With that, Cluny's long tail shot out towards Seamus, wrapped around his arm, and drew him in close. "Yes, I think I shall quite enjoy this," sneered the rat. Then he threw Seamus back to the floor against the wall, knocking the wind out of him.
"You can still give in and help me voluntarily, you know," Cluny went on. "But it doesn't matter much if you don't. I can always take it from you by force."

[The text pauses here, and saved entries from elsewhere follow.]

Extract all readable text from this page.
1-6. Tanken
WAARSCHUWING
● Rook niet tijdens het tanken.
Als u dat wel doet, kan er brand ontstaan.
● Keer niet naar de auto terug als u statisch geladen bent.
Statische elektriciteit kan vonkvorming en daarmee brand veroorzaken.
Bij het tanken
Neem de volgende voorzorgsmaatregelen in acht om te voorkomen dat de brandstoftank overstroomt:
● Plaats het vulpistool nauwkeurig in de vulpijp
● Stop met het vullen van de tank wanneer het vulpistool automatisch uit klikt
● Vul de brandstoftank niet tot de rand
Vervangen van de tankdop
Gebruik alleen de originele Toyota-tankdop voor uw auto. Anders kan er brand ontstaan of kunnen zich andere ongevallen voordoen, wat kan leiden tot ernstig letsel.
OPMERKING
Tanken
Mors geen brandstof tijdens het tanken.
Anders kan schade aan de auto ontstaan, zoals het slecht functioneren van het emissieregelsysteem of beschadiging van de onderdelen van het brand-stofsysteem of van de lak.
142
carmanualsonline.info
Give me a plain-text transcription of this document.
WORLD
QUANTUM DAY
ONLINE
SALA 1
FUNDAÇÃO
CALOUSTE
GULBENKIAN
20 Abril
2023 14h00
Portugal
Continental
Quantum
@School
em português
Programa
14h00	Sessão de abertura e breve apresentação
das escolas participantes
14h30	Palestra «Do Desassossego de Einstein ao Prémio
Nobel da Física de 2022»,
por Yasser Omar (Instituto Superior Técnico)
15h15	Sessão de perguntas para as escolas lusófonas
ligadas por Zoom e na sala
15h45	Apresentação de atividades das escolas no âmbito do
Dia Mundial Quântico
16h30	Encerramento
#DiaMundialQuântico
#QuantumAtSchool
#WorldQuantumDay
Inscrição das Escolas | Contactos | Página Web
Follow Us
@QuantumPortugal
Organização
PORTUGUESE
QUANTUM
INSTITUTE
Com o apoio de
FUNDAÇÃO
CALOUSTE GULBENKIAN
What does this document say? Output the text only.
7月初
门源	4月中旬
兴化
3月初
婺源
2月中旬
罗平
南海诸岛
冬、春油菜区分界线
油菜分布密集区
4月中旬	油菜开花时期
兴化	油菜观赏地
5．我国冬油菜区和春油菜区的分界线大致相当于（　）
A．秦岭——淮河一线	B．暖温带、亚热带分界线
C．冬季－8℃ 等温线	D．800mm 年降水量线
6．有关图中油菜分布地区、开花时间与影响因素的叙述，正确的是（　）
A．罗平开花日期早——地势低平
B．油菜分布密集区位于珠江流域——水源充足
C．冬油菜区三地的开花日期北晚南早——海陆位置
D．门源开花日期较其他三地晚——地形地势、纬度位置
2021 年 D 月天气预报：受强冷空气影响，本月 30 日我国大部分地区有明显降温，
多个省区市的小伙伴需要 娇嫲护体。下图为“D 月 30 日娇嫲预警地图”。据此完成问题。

Seamus caught his breath and tried to think. There had to be something he could do. Then he remembered walking through the forest with Fezzik and Cassidy, and his experiment with the journal and creating the holocaust cloak. He still didn't have the journal of course, but he had been able to bibliomorph without it. Perhaps there was more he could do on his own as well.
He closed his eyes, trying not to pay attention to the rope digging sharply into his wrists behind him. He imagined his arms free and unrestrained, visualized himself writing in his journal. The ropes loosen, then fall off of me, leaving my hands completely free.
There was a pause, just long enough for Seamus to worry that it wasn't going to work after all. Then the pressure on his wrists was suddenly released, and the ropes that had bound him shuffled to the floor in a loose pile. He gasped as the blood rushed back into his hands and he clutched them to his chest.
"I see," said Cluny, as Seamus struggled to his feet. "You don't want to give in. You think you can stand up to me. No matter. We can do things the hard way, if you prefer."
And with that, tail of Cluny the Scourge shot out, lashing Seamus full across the face.